After the concert, we headed back to her dorm. Glo had bought Ethan a mini Skee-Ball game when we were at Barnes & Noble because apparently he likes Skee-Ball. I watched them for the next hour, setting it up, and laughing, and playing together. Without permission, I asked Ethan if he would like to come to the temple with us the next morning (before I flew out). He had tithing settlement scheduled, but in the time we were sitting there, he rescheduled it so that he could come. I was so happy.
We had to be up early the next morning to get to the temple before driving to the airport. Once again, it was such a beautiful experience to be in the temple with my kids. Hannah had a date that night and was rather nervous about it, so we had stopped to get her some antacid. Like I said, she always makes me laugh:
I love the Provo temple. When John and I first went out to BYU, we went to the temple every Tuesday morning, and after Ethan was born, we went once a month. It always feels so nice to walk in, because I still know where everything is and how to get around. Funny thing though--the man at the recommend desk asked Hannah to step aside, because it being December 1, her recommend had just expired eight hours earlier (on the last day of the month in November). Thankfully, they still let her come in, but it was funny (and rather poignant) to think of heaven and our families someday if some of us don't live worthily and can't come along for the ride.

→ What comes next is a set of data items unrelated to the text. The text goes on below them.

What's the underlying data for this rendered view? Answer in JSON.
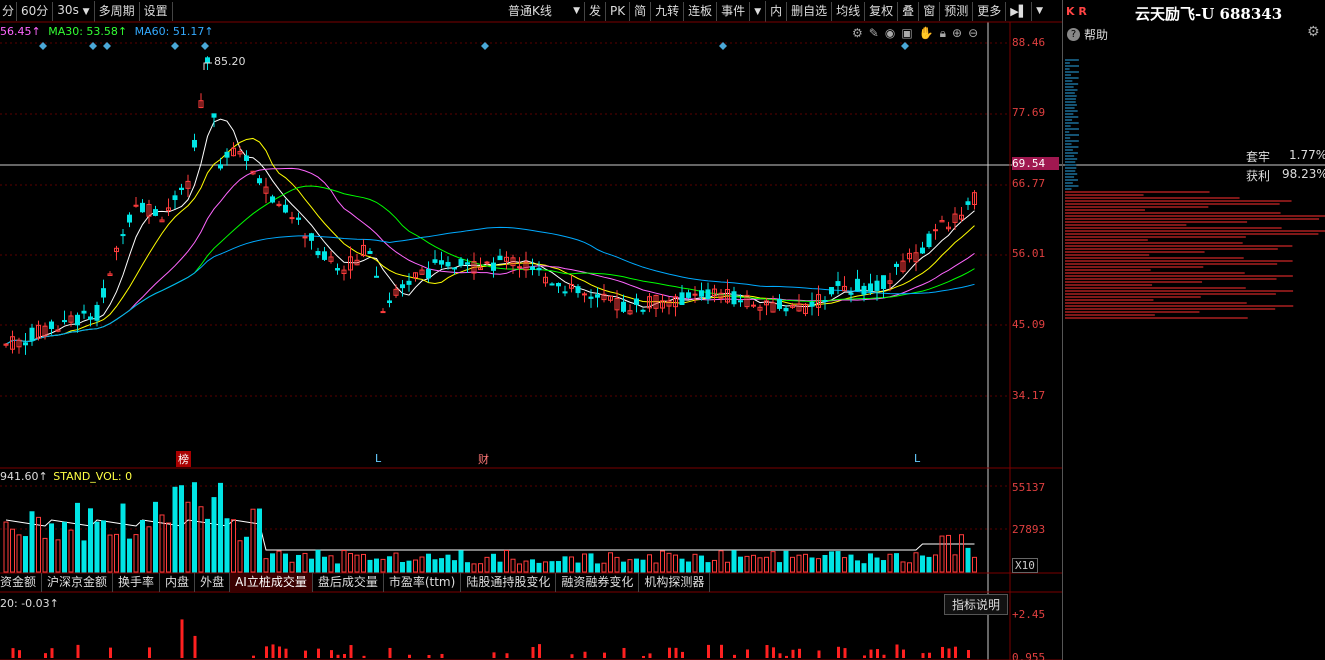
{
  "toolbar": {
    "left": [
      "分",
      "60分",
      "30s",
      "多周期",
      "设置"
    ],
    "kline_select": "普通K线",
    "right": [
      "发",
      "PK",
      "简",
      "九转",
      "连板",
      "事件",
      "内",
      "删自选",
      "均线",
      "复权",
      "叠",
      "窗",
      "预测",
      "更多"
    ]
  },
  "ma_legend": {
    "ma5": "56.45↑",
    "ma30": "MA30: 53.58↑",
    "ma60": "MA60: 51.17↑"
  },
  "price_axis": [
    "88.46",
    "77.69",
    "69.54",
    "66.77",
    "56.01",
    "45.09",
    "34.17"
  ],
  "peak_label": "85.20",
  "markers": {
    "bang": "榜",
    "l1": "L",
    "cai": "财",
    "l2": "L"
  },
  "vol_legend": {
    "value": "941.60↑",
    "std": "STAND_VOL: 0"
  },
  "vol_axis": [
    "55137",
    "27893",
    "X10"
  ],
  "tabs": [
    "资金额",
    "沪深京金额",
    "换手率",
    "内盘",
    "外盘",
    "AI立桩成交量",
    "盘后成交量",
    "市盈率(ttm)",
    "陆股通持股变化",
    "融资融券变化",
    "机构探测器"
  ],
  "ind_legend": "20: -0.03↑",
  "ind_button": "指标说明",
  "ind_axis": [
    "+2.45",
    "0.955"
  ],
  "right_panel": {
    "kr": "K R",
    "stock": "云天励飞-U 688343",
    "help": "帮助",
    "tao": "套牢",
    "tao_val": "1.77%",
    "profit": "获利",
    "profit_val": "98.23%"
  },
  "colors": {
    "up": "#ff3c3c",
    "down": "#00e5e5",
    "ma5": "#ffffff",
    "ma10": "#ffff00",
    "ma20": "#ff66ff",
    "ma30": "#00ff00",
    "ma60": "#00aaff"
  }
}
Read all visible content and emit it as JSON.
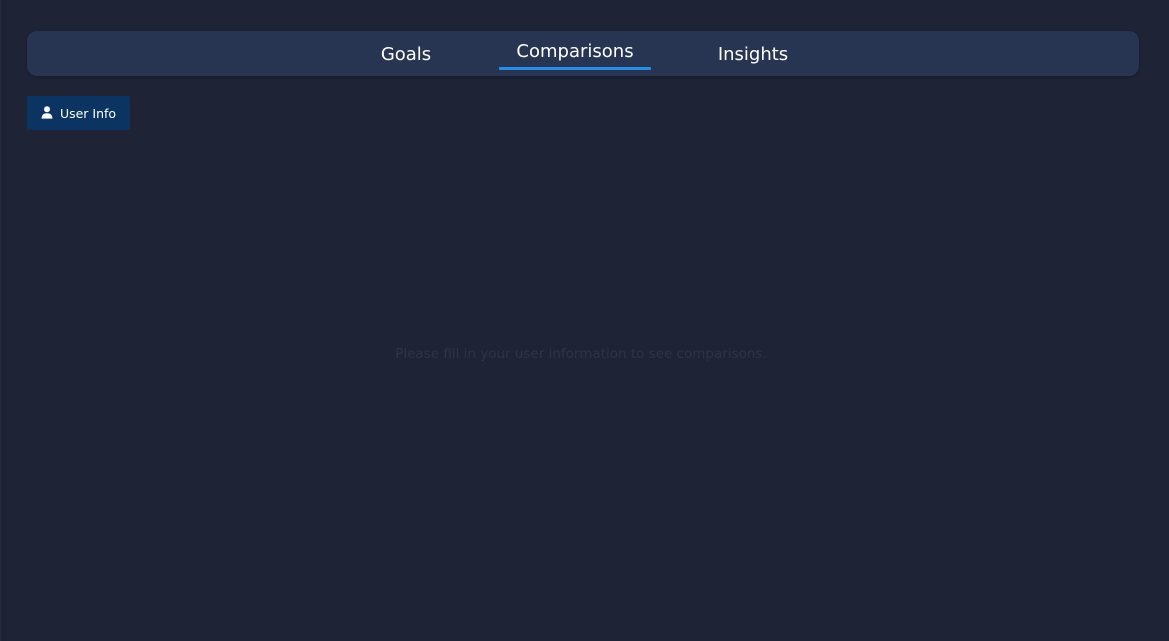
{
  "nav": {
    "tabs": [
      {
        "label": "Goals",
        "active": false
      },
      {
        "label": "Comparisons",
        "active": true
      },
      {
        "label": "Insights",
        "active": false
      }
    ],
    "active_indicator_color": "#2a8ee8"
  },
  "toolbar": {
    "user_info_label": "User Info",
    "user_info_icon": "user-icon"
  },
  "main": {
    "empty_message": "Please fill in your user information to see comparisons."
  },
  "colors": {
    "background": "#1e2336",
    "tabbar": "#283552",
    "button": "#0c3462"
  }
}
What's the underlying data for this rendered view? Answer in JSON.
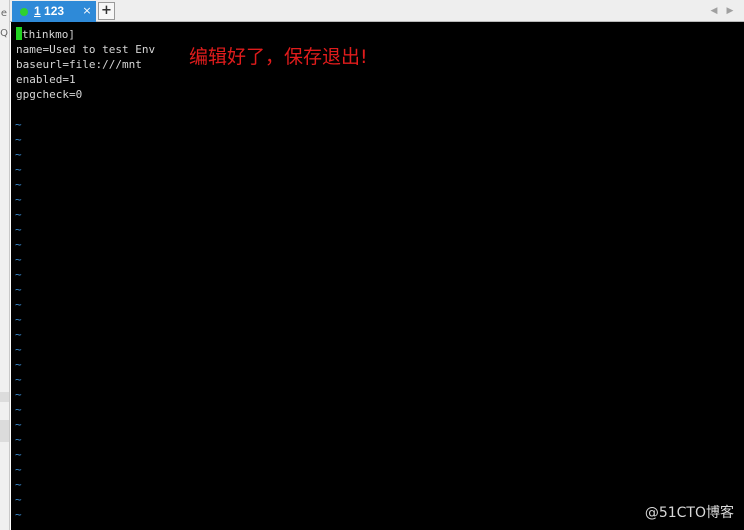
{
  "tab": {
    "number": "1",
    "name": "123",
    "close_glyph": "×",
    "status_color": "#2fd12f"
  },
  "add_tab_label": "+",
  "nav": {
    "prev": "◀",
    "next": "▶"
  },
  "left_strip": {
    "mark1": "e",
    "mark2": "Q"
  },
  "terminal": {
    "cursor_char": "[",
    "lines": [
      "thinkmo]",
      "name=Used to test Env",
      "baseurl=file:///mnt",
      "enabled=1",
      "gpgcheck=0"
    ],
    "empty_line_marker": "~",
    "empty_line_count": 27
  },
  "annotation": "编辑好了，保存退出!",
  "watermark": "@51CTO博客"
}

Ethan was a perfect gentleman, saving us seats in the chapel and walking with Glo. And they went up to the prayer circle together. And when we were already in the celestial room (because Baby Glo still needs a lot of help to get through the veil), he waited right next to the door for her. *swoon*
When we got out, I told Ethan that he was welcome to come with us to lunch, but he would then need to ride with us to the airport. He told me that he was up for anything, so he came along. And while driving along I-15, he asked the weighty question, "So what did your husband do to win you over?" Everybody knows that I can talk about John for a day and a night and a day, and I did. And it reminded me of the really terrific guy I got as well <3
I wanted to weep as I said goodbye to those three kids at the curb. The time was too short, and for those two days, I'd had time to regroup and realize that life isn't all bad.
This post made me smile. I loved reading about the fun you all had together. But this post also made me feel a little sad - there were sentences sprinkled in there that reminded me of how much stress you guys are dealing with right now. I'm so glad you had a couple of days to be with your girls and meet the other Ethan!